The Technical and Cultural Response to AI Writing

The security implications of this linguistic shift are profound. The fear of being perceived as AI is causing a measurable change in human writing behavior, a development documented across multiple industries. Professionals are now purposely leaving typos in their published work, avoiding sophisticated literary devices like metaphors, and cutting em dashes to “prove” their human authorship⁸. This is driven by a pervasive online culture where comment sections and professional communications are “littered with accusations” of AI use. For instance, an entrepreneur cited in a Slate article leaves typos in his posts as a “reassuring sign,” while a content strategist advises clients to leave small mistakes in public posts for authenticity⁸. This intentional introduction of noise and reduction of signal complexity poses a unique challenge for security analysts who rely on stylistic consistency and error analysis for attribution.

From a forensic standpoint, focusing solely on the em dash is a flawed strategy. A 2023 peer-reviewed scientific study on distinguishing academic science writing from humans or ChatGPT developed a model with over 99% accuracy using 20 features⁶. Their model relied on a holistic set of indicators, including paragraph complexity (humans write longer paragraphs with more sentences), sentence-level diversity (greater variation in sentence length), and specific word choice. Humans use more equivocal language (“however,” “but,” “although”), the word “because,” and references to numbers and proper nouns. In contrast, AI tends to use more vague terms like “others” and “researchers”⁶. This multi-variate approach is far more robust than any single punctuation tell.

Relevance to Security Operations and Threat Intelligence

For security teams, particularly those in Threat Intelligence, SOCs, and Digital Forensics, the em dash debate is a microcosm of a larger challenge: the weaponization of believable synthetic text. Phishing campaigns, influence operations, and fake news can all be generated at scale using these tools. Relying on a perceived “tell” like punctuation is a brittle defense that adversaries can easily adapt to overcome. The Duke University study finding that professionals fear being seen as “lazier and less competent” if they use AI highlights the social engineering angle; attackers can leverage this bias to make their synthetic personas seem more authentic by intentionally mimicking “human” errors⁸.

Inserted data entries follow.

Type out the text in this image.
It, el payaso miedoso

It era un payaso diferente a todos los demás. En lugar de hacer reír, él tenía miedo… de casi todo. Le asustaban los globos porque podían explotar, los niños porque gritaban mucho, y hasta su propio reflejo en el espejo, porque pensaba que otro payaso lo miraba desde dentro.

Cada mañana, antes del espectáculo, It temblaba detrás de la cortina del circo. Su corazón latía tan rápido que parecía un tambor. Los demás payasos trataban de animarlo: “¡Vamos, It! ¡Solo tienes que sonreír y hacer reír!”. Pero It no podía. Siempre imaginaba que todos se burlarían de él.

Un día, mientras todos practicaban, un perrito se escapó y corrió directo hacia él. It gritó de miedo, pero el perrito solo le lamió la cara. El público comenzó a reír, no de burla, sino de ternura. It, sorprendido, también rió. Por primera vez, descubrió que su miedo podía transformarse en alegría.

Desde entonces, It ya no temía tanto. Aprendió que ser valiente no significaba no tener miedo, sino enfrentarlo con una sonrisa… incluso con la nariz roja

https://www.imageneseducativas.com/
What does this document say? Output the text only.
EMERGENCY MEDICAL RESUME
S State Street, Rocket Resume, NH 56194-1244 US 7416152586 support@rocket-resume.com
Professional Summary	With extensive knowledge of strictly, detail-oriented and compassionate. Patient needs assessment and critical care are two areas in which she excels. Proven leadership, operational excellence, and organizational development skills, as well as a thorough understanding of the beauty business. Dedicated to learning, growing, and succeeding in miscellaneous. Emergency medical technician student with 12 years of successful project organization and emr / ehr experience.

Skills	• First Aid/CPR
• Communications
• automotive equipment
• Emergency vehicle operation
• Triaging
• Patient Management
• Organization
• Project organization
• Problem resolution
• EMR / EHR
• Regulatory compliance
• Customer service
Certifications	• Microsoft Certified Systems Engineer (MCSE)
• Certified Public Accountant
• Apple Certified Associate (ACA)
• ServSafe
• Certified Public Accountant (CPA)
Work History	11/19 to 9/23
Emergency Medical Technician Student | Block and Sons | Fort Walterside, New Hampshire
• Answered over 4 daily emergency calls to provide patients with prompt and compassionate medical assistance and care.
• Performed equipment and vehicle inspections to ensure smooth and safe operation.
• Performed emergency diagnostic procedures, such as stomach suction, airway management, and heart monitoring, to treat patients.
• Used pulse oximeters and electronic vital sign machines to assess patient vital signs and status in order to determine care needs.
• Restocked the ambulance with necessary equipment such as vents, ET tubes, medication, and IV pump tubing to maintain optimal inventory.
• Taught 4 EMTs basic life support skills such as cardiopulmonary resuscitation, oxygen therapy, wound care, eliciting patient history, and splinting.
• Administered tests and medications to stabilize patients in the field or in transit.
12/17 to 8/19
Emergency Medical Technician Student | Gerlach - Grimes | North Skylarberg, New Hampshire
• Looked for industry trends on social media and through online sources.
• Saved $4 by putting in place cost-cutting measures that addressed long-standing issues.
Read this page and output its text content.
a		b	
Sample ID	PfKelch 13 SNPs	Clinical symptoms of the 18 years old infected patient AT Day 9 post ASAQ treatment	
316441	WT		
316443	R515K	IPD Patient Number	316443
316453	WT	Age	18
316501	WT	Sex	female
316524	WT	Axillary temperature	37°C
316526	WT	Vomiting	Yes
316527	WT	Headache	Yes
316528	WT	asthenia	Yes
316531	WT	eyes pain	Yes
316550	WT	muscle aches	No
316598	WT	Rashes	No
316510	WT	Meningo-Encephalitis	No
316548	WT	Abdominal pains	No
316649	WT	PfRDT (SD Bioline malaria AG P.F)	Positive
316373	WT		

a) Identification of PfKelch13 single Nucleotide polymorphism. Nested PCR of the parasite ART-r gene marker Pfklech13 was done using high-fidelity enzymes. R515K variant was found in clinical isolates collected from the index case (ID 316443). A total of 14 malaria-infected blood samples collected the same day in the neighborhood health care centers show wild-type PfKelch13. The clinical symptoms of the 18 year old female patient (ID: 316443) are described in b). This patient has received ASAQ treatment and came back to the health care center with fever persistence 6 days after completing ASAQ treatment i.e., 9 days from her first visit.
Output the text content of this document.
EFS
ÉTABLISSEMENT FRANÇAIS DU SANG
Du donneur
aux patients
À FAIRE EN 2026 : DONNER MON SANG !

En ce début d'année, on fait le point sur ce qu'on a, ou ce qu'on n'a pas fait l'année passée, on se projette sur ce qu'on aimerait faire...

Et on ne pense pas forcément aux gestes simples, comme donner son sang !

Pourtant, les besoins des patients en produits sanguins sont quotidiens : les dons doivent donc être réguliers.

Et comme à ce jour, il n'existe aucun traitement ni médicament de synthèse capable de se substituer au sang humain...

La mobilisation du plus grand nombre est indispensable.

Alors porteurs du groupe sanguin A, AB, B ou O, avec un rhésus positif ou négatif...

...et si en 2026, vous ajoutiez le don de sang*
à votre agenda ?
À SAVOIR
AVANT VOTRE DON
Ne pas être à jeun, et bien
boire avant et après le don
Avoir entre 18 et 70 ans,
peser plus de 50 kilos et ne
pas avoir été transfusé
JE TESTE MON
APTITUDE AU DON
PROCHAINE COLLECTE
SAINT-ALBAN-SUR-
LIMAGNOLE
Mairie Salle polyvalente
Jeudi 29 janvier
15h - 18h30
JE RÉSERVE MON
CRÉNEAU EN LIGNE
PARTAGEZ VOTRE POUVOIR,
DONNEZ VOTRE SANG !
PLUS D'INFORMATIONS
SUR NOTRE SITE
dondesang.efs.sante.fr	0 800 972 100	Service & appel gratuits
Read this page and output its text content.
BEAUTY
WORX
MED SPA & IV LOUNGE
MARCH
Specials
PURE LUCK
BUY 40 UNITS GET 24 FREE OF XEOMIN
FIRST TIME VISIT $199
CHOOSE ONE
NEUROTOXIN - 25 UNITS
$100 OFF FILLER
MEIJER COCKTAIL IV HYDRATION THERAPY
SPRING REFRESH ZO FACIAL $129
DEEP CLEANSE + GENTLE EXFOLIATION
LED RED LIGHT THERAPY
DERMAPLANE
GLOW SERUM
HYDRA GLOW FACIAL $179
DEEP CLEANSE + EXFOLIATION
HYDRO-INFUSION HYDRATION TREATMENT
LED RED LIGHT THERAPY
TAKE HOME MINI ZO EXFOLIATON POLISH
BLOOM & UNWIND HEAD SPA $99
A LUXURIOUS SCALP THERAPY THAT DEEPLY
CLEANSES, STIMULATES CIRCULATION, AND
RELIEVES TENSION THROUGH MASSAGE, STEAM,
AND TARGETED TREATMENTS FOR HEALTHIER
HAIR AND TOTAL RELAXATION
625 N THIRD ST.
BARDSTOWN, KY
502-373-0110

The evolution of this threat requires a shift in detection methodology. Instead of hunting for specific words or marks, analysts should profile content based on the broader features identified in research:
* **Structural Analysis:** Use scripts to measure average paragraph length, sentence length variation, and lexical density.
* **Semantic Analysis:** Look for a lack of specific, concrete examples, an over-reliance on vague jargon, and the absence of equivocal language that indicates nuanced thought.
* **Error Analysis:** While counter-intuitive, a complete lack of any typographical or grammatical errors can be a stronger indicator of AI origin than their presence, given the new trend of humans adding them intentionally.

Conclusion and Recommendations

The debate over the em dash is not really about punctuation. It is a proxy for a broader anxiety about authenticity, trust, and the value of human effort in the face of automated content generation. For the security community, it serves as a critical case study in the inadequacy of simple heuristics for detecting advanced threats. As noted by experts like Google Brain’s Daphne Ippolito, all current “tells” are only “transiently useful” as AI models rapidly evolve⁸. The arms race between generation and detection will continue, necessitating a focus on behavioral and contextual analysis rather than static signatures. Security teams must advocate for and develop tools that analyze writing on a deeper, multi-feature level to reliably attribute source and intent in an increasingly synthetic information landscape.